UK Campaign Against Homeopathy Continues Unabated PDF Print E-mail
Wednesday, 07 July 2004 09:54
Led by the erstwhile Professor Ernst of the Peninsula Medical School in Exeter 'the UK's first professor of complementary medicine' (less we need reminding!) the attacks on homeopathy in the UK go on unabated. For 200 years homeopathy has suffered the slings and arrows of the conventional medical establishment and Professor Ernst and his sceptic colleagues are keeping up the tradition.

His most recent attack comes within the context of a book he has co-authored with another sceptic Dr (PhD) Simon Singh called 'Trick or Treatment'. A clever title but even cleverer has been their well orchestrated publicity campaign to sell the book which has seen a plethora of articles in most UK papers, an interview in the New Scientist, appearances on radio and television etc. And their best trick is that they have dedicated the book to the Prince of Wales and headlined their publicity campaign with a call for two publications on CAM from the Prince's Foundation for Integrated Health' to be withdrawn. No better way to get attention than to go for the Prince of Wales! One thing that is clear about Prof. Ernst - he loves publicity and has perfected the art of getting it.

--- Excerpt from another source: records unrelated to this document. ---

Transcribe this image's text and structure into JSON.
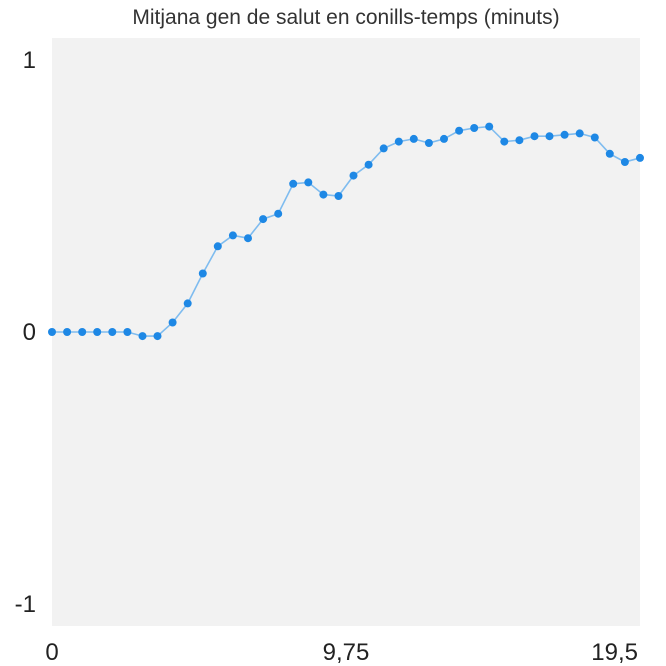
{
  "chart_data": {
    "type": "line",
    "title": "Mitjana gen de salut en conills-temps (minuts)",
    "xlabel": "",
    "ylabel": "",
    "xlim": [
      0,
      19.5
    ],
    "ylim": [
      -1,
      1
    ],
    "x_ticks": [
      {
        "value": 0,
        "label": "0"
      },
      {
        "value": 9.75,
        "label": "9,75"
      },
      {
        "value": 19.5,
        "label": "19,5"
      }
    ],
    "y_ticks": [
      {
        "value": 1,
        "label": "1"
      },
      {
        "value": 0,
        "label": "0"
      },
      {
        "value": -1,
        "label": "-1"
      }
    ],
    "grid": false,
    "background_color": "#f2f2f2",
    "line_color": "#7fbcef",
    "marker_color": "#1e88e5",
    "series": [
      {
        "x": [
          0,
          0.5,
          1.0,
          1.5,
          2.0,
          2.5,
          3.0,
          3.5,
          4.0,
          4.5,
          5.0,
          5.5,
          6.0,
          6.5,
          7.0,
          7.5,
          8.0,
          8.5,
          9.0,
          9.5,
          10.0,
          10.5,
          11.0,
          11.5,
          12.0,
          12.5,
          13.0,
          13.5,
          14.0,
          14.5,
          15.0,
          15.5,
          16.0,
          16.5,
          17.0,
          17.5,
          18.0,
          18.5,
          19.0,
          19.5
        ],
        "y": [
          0.0,
          0.0,
          0.0,
          0.0,
          0.0,
          0.0,
          -0.015,
          -0.015,
          0.035,
          0.105,
          0.215,
          0.315,
          0.355,
          0.345,
          0.415,
          0.435,
          0.545,
          0.55,
          0.505,
          0.5,
          0.575,
          0.615,
          0.675,
          0.7,
          0.71,
          0.695,
          0.71,
          0.74,
          0.75,
          0.755,
          0.7,
          0.705,
          0.72,
          0.72,
          0.725,
          0.73,
          0.715,
          0.655,
          0.625,
          0.64
        ]
      }
    ]
  }
}
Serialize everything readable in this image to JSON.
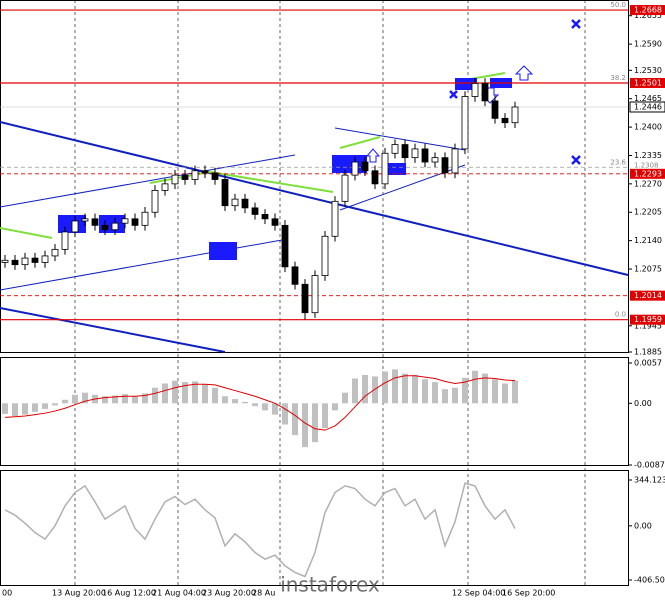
{
  "chart_data": {
    "type": "candlestick",
    "watermark": "instaforex",
    "categories": [
      "00",
      null,
      null,
      null,
      null,
      "13 Aug 20:00",
      null,
      null,
      null,
      null,
      "16 Aug 12:00",
      null,
      null,
      null,
      null,
      "21 Aug 04:00",
      null,
      null,
      null,
      null,
      "23 Aug 20:00",
      null,
      null,
      null,
      null,
      "28 Au",
      null,
      null,
      null,
      null,
      null,
      null,
      null,
      null,
      null,
      null,
      null,
      null,
      null,
      null,
      null,
      null,
      null,
      null,
      null,
      "12 Sep 04:00",
      null,
      null,
      null,
      null,
      "16 Sep 20:00",
      null
    ],
    "open": [
      1.209,
      1.2095,
      1.2085,
      1.21,
      1.209,
      1.2105,
      1.212,
      1.216,
      1.2185,
      1.219,
      1.2175,
      1.2165,
      1.218,
      1.219,
      1.2175,
      1.2205,
      1.2255,
      1.227,
      1.229,
      1.228,
      1.23,
      1.2295,
      1.228,
      1.222,
      1.2235,
      1.2215,
      1.22,
      1.219,
      1.2175,
      1.208,
      1.204,
      1.1975,
      1.206,
      1.215,
      1.223,
      1.229,
      1.232,
      1.23,
      1.227,
      1.234,
      1.236,
      1.233,
      1.235,
      1.232,
      1.233,
      1.2295,
      1.235,
      1.247,
      1.25,
      1.246,
      1.242,
      1.241
    ],
    "high": [
      1.2107,
      1.2107,
      1.2112,
      1.2112,
      1.2117,
      1.2132,
      1.2172,
      1.2197,
      1.2202,
      1.2202,
      1.2187,
      1.2192,
      1.2202,
      1.2202,
      1.2217,
      1.2267,
      1.2282,
      1.2302,
      1.2302,
      1.2312,
      1.2312,
      1.2307,
      1.2292,
      1.2247,
      1.2247,
      1.2227,
      1.2212,
      1.2202,
      1.2187,
      1.2092,
      1.2052,
      1.2072,
      1.2162,
      1.2242,
      1.2302,
      1.2332,
      1.2332,
      1.2312,
      1.2352,
      1.2372,
      1.2372,
      1.2362,
      1.2362,
      1.2342,
      1.2342,
      1.2362,
      1.2482,
      1.2512,
      1.2512,
      1.2472,
      1.2432,
      1.2458
    ],
    "low": [
      1.2078,
      1.2073,
      1.2073,
      1.2078,
      1.2078,
      1.2093,
      1.2108,
      1.2148,
      1.2173,
      1.2163,
      1.2153,
      1.2153,
      1.2168,
      1.2163,
      1.2163,
      1.2193,
      1.2243,
      1.2258,
      1.2268,
      1.2268,
      1.2283,
      1.2268,
      1.2208,
      1.2208,
      1.2203,
      1.2188,
      1.2178,
      1.2163,
      1.2068,
      1.2028,
      1.1959,
      1.1963,
      1.2048,
      1.2138,
      1.2218,
      1.2278,
      1.2288,
      1.2258,
      1.2258,
      1.2328,
      1.2318,
      1.2318,
      1.2308,
      1.2308,
      1.2283,
      1.2283,
      1.2338,
      1.2458,
      1.2448,
      1.2408,
      1.2398,
      1.2398
    ],
    "close": [
      1.2095,
      1.2085,
      1.21,
      1.209,
      1.2105,
      1.212,
      1.216,
      1.2185,
      1.219,
      1.2175,
      1.2165,
      1.218,
      1.219,
      1.2175,
      1.2205,
      1.2255,
      1.227,
      1.229,
      1.228,
      1.23,
      1.2295,
      1.228,
      1.222,
      1.2235,
      1.2215,
      1.22,
      1.219,
      1.2175,
      1.208,
      1.204,
      1.1975,
      1.206,
      1.215,
      1.223,
      1.229,
      1.232,
      1.23,
      1.227,
      1.234,
      1.236,
      1.233,
      1.235,
      1.232,
      1.233,
      1.2295,
      1.235,
      1.247,
      1.25,
      1.246,
      1.242,
      1.241,
      1.2446
    ],
    "ylim": [
      1.1885,
      1.2691
    ],
    "yticks": [
      1.2655,
      {
        "value": 1.259,
        "label": "1.2590"
      },
      {
        "value": 1.253,
        "label": "1.2530"
      },
      1.2465,
      {
        "value": 1.24,
        "label": "1.2400"
      },
      1.2335,
      {
        "value": 1.227,
        "label": "1.2270"
      },
      1.2205,
      {
        "value": 1.214,
        "label": "1.2140"
      },
      1.2075,
      1.1945,
      1.1885
    ],
    "levels": [
      {
        "value": 1.2668,
        "label": "1.2668",
        "fib": "50.0",
        "color": "#e00000",
        "dash": false
      },
      {
        "value": 1.2501,
        "label": "1.2501",
        "fib": "38.2",
        "color": "#e00000",
        "dash": false
      },
      {
        "value": 1.2308,
        "label": "1.2308",
        "fib": "23.6",
        "color": "#999999",
        "dash": true
      },
      {
        "value": 1.2293,
        "label": "1.2293",
        "color": "#e00000",
        "dash": true
      },
      {
        "value": 1.2014,
        "label": "1.2014",
        "color": "#e00000",
        "dash": true
      },
      {
        "value": 1.1959,
        "label": "1.1959",
        "fib": "0.0",
        "color": "#e00000",
        "dash": false
      }
    ],
    "current": {
      "value": 1.2446,
      "label": "1.2446"
    },
    "macd": {
      "hist": [
        -0.0015,
        -0.0018,
        -0.0016,
        -0.0012,
        -0.0008,
        -0.0003,
        0.0005,
        0.0012,
        0.0015,
        0.0012,
        0.001,
        0.0011,
        0.0013,
        0.001,
        0.0014,
        0.0022,
        0.0028,
        0.0032,
        0.003,
        0.0031,
        0.0027,
        0.0022,
        0.001,
        0.0006,
        0.0002,
        -0.0004,
        -0.001,
        -0.0016,
        -0.003,
        -0.0045,
        -0.0062,
        -0.0055,
        -0.0035,
        -0.001,
        0.0015,
        0.0035,
        0.004,
        0.0038,
        0.0045,
        0.0048,
        0.0042,
        0.004,
        0.0034,
        0.003,
        0.002,
        0.0022,
        0.0036,
        0.0046,
        0.0042,
        0.0034,
        0.0028,
        0.0032
      ],
      "signal": [
        -0.002,
        -0.0019,
        -0.0018,
        -0.0016,
        -0.0014,
        -0.0011,
        -0.0007,
        -0.0002,
        0.0003,
        0.0006,
        0.0008,
        0.0009,
        0.001,
        0.001,
        0.0011,
        0.0014,
        0.0018,
        0.0022,
        0.0025,
        0.0027,
        0.0027,
        0.0026,
        0.0022,
        0.0018,
        0.0014,
        0.001,
        0.0005,
        0.0,
        -0.0008,
        -0.0017,
        -0.0028,
        -0.0036,
        -0.0038,
        -0.0032,
        -0.002,
        -0.0005,
        0.001,
        0.002,
        0.0029,
        0.0036,
        0.0039,
        0.0039,
        0.0037,
        0.0035,
        0.0031,
        0.0028,
        0.003,
        0.0034,
        0.0036,
        0.0035,
        0.0033,
        0.0032
      ],
      "ylim": [
        -0.00873,
        0.0057
      ],
      "yticks": [
        0.0057,
        {
          "value": 0,
          "label": "0.00"
        },
        -0.00873
      ]
    },
    "cci": {
      "values": [
        120,
        80,
        20,
        -50,
        -100,
        0,
        150,
        250,
        300,
        180,
        50,
        100,
        150,
        -20,
        -100,
        50,
        180,
        220,
        160,
        200,
        120,
        60,
        -150,
        -60,
        -120,
        -200,
        -250,
        -220,
        -300,
        -350,
        -380,
        -200,
        100,
        250,
        300,
        280,
        200,
        150,
        250,
        280,
        150,
        200,
        50,
        120,
        -150,
        30,
        320,
        300,
        150,
        50,
        120,
        -20
      ],
      "ylim": [
        -406.505,
        344.1237
      ],
      "yticks": [
        344.1237,
        {
          "value": 0,
          "label": "0.00"
        },
        -406.505
      ]
    }
  }
}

While directly accusing homeopaths and other CAM practitioners of being liars in his New Scientist interview he actually tells a few lies himself. One example is his assertion over the evidence base for homeopathy. The author of some fairly low quality trials himself (he stopped doing trials some years ago, far easier to sit back and criticise other people's) he maintains that the overall trial quality in the evidence base of homeopathy is low, but then nonetheless goes on to use it to mount his assertion that there is no evidence for homeopathy's effectiveness. This assertion is simply untrue. There are many trials showing evidence for its effectiveness together with others which do not. It is common in research that some trials yield postive results and others negative. This is why meta-analyses and literature reviews are carried out. Eight out of nine meta-analyses and literature reviews have shown homeopathy to have an effect. (A paper listing the positive trials can be found at the end of this article.)

Of course more higher methodological quality research is needed. One reason the 'UK's first professor of CAM' has been such a disappointment to CAM researchers is that he has offered nothing in the way of constructive advice to researchers on improving methodology, surely something such a professorial chair should have done, but has just taken the lazy way out of criticising others' work.

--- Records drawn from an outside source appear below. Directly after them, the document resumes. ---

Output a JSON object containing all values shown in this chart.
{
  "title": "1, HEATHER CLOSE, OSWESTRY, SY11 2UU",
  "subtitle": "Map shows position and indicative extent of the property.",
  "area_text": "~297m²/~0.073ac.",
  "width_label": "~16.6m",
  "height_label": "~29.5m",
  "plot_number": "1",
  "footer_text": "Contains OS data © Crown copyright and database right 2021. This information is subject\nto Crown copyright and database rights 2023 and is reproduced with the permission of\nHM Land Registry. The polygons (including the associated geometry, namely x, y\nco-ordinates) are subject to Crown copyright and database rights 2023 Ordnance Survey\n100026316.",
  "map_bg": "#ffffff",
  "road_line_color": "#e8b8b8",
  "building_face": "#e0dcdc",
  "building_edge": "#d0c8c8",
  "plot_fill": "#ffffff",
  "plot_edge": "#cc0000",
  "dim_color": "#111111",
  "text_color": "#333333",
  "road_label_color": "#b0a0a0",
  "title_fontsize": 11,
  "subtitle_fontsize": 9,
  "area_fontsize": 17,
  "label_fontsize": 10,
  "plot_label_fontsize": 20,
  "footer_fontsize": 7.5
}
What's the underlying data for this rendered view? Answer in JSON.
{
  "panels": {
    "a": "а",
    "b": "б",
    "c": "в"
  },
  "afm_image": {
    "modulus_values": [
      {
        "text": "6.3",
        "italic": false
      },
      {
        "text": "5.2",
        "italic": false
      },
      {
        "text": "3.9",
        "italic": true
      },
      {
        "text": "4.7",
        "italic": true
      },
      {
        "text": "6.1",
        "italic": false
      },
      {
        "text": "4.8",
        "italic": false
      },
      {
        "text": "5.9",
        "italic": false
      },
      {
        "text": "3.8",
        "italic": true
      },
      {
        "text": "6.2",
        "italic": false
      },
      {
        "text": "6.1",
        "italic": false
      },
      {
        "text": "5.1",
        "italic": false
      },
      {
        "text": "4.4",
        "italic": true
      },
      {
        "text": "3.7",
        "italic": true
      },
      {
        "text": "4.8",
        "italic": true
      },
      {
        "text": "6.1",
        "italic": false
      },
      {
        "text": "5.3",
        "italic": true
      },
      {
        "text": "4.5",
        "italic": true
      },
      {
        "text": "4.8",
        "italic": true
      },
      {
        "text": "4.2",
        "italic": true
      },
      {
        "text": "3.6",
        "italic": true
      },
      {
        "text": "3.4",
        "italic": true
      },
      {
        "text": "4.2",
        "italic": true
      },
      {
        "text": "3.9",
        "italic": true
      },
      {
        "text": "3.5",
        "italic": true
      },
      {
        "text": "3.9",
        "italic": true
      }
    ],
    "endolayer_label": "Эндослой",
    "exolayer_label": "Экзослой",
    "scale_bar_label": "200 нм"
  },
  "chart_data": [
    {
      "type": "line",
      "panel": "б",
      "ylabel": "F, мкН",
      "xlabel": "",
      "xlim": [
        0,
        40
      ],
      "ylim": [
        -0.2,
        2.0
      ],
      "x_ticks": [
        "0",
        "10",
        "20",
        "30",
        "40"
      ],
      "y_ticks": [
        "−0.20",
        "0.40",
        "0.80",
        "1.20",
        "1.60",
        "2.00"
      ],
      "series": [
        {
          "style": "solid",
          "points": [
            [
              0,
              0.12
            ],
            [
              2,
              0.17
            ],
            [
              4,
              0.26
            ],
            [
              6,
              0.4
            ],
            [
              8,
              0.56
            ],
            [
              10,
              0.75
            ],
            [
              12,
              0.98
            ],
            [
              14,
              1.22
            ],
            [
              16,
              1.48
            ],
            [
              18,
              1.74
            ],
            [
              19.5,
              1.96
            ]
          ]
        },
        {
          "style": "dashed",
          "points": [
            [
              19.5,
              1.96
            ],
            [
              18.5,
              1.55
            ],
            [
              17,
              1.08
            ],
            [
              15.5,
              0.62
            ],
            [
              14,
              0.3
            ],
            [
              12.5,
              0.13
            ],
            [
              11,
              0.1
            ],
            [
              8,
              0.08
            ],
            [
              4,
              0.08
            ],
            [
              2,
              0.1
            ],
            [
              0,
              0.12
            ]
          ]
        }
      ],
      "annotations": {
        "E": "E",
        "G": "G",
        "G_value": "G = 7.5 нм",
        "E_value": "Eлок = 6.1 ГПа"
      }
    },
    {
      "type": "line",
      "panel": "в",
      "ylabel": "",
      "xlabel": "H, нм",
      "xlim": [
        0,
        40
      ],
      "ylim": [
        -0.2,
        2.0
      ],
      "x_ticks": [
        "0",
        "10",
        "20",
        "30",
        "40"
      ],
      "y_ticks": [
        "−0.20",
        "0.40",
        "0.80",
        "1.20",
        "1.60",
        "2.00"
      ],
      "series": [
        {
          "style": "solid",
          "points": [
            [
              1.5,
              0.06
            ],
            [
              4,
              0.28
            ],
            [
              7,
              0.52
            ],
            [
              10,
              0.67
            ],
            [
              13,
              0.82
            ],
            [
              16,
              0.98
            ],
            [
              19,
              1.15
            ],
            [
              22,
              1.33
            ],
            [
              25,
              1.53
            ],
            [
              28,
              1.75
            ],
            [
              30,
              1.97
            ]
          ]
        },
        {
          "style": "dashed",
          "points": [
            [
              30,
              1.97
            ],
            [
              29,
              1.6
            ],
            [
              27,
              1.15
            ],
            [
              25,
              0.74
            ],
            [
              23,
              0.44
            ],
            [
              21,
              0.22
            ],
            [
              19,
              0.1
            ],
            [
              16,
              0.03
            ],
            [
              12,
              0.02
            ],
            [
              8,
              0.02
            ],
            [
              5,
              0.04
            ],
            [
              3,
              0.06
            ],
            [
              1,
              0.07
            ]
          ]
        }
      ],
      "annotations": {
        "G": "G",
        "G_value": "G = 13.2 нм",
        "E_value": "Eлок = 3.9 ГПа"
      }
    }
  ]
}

Ernst and his sceptic friends are stuck in the bio-chemical model of understanding how living beings function. Homeopathy is clearly NOT functioning according to that model but at an overall organisational level acting through the bio-energetic field which surrounds and permeates each living being. When the organising life-force leaves the human body at death the structural chemical body of the dead person immediately begins to decline into chaos and decay. Conventional medicine attempts to manage the chemical body with drugs and correct the faults in the structural body with surgery. Homeopathy attempts to regulate and restore balance to the living system at the energetic organisational level. For two hundred years homeopathy has been successfully treating people at this level. Fortunately other branches of science are now catching up with homeopathy and the mechansism of action of potentised medicines will soon be explained, hopefully within Professor Ernst's lifetime.